「げっ。風邪引いた……。今日の授業、休まなきゃな。」
私は寮の部屋から担任に電話をかけた。
「1時間目、先生の授業なのにな……。」
︙
1時間目。
『おいっ。あいつ、どうした?休みか?』
“えっ?あ〜、はい。風邪引いたらしいです。”
ある生徒がそう答える。
『そうか……。欠席はひとりか? 授業を始める。』
︙
︙
放課後。
「暇だなぁ〜。ラジオ体操でもしようかな〜。」
そう考えているときだった。
コンコン。
ノック音が2回聞こえた。
「はぁぁぁ〜い!!」
返事をすると扉が開いた。
『何だ。元気じゃないか。

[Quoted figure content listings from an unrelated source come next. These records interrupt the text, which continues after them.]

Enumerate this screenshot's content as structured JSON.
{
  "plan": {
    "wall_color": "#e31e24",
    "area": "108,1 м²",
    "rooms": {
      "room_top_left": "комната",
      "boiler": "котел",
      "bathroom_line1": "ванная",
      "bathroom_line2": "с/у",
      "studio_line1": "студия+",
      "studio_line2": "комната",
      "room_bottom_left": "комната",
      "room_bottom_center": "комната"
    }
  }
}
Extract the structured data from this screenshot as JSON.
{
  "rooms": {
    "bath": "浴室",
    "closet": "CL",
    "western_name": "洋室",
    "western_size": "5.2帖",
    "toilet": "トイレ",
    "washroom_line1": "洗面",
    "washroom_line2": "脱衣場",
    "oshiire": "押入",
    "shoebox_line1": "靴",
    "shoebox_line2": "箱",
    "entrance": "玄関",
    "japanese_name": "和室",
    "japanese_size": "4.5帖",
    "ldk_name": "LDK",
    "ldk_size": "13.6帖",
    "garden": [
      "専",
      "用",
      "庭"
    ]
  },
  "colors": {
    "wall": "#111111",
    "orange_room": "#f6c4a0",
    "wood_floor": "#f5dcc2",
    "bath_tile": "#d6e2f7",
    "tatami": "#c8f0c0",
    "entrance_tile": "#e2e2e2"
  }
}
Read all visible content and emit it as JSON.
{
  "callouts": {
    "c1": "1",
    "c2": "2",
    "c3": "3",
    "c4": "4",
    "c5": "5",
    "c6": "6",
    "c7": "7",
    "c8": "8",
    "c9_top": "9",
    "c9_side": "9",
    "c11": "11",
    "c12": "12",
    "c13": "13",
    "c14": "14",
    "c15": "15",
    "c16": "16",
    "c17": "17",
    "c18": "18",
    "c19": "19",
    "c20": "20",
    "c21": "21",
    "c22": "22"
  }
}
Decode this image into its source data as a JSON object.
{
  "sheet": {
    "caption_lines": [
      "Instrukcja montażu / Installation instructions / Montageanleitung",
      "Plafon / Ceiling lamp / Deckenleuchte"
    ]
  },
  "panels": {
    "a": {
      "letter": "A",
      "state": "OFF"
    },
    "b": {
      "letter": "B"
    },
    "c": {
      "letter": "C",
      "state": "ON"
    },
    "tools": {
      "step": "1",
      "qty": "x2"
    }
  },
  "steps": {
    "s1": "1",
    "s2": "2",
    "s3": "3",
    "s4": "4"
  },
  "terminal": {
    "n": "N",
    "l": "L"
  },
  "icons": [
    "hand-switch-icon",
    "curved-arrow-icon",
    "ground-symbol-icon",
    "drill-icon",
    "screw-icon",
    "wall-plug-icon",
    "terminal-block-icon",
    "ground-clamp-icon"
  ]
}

心配して損したぞ。』
「えぇ〜。心配してくれたんだね、先生。」
手にはホットミルクの入ったカップが2つとチョコレートの乗ったお盆を持っている。
『見舞い持ってきた。』
そう言いながら、持っていたお盆を数センチ上にあげる。
先生からの“心配”が少し嬉しかった。
「ありがと、先生。暇じゃなくなったよ!(笑)」
先生はチョコレートをホットミルクの中に入れ、
魔法を使ってスプーンでかき混ぜる。
「先生の魔法は便利だね。」
『便利だけじゃないさ。』
そう言いながら、ホットチョコレートミルクになったカップを差し出す。
そして、“ニヤリ”ではない本当の顔で少し笑った。
「先生にはその顔が似合ってるわ。その顔が一番ね。」
先生は照れくさそうに笑い、ホットチョコレートミルクを一口飲んだ。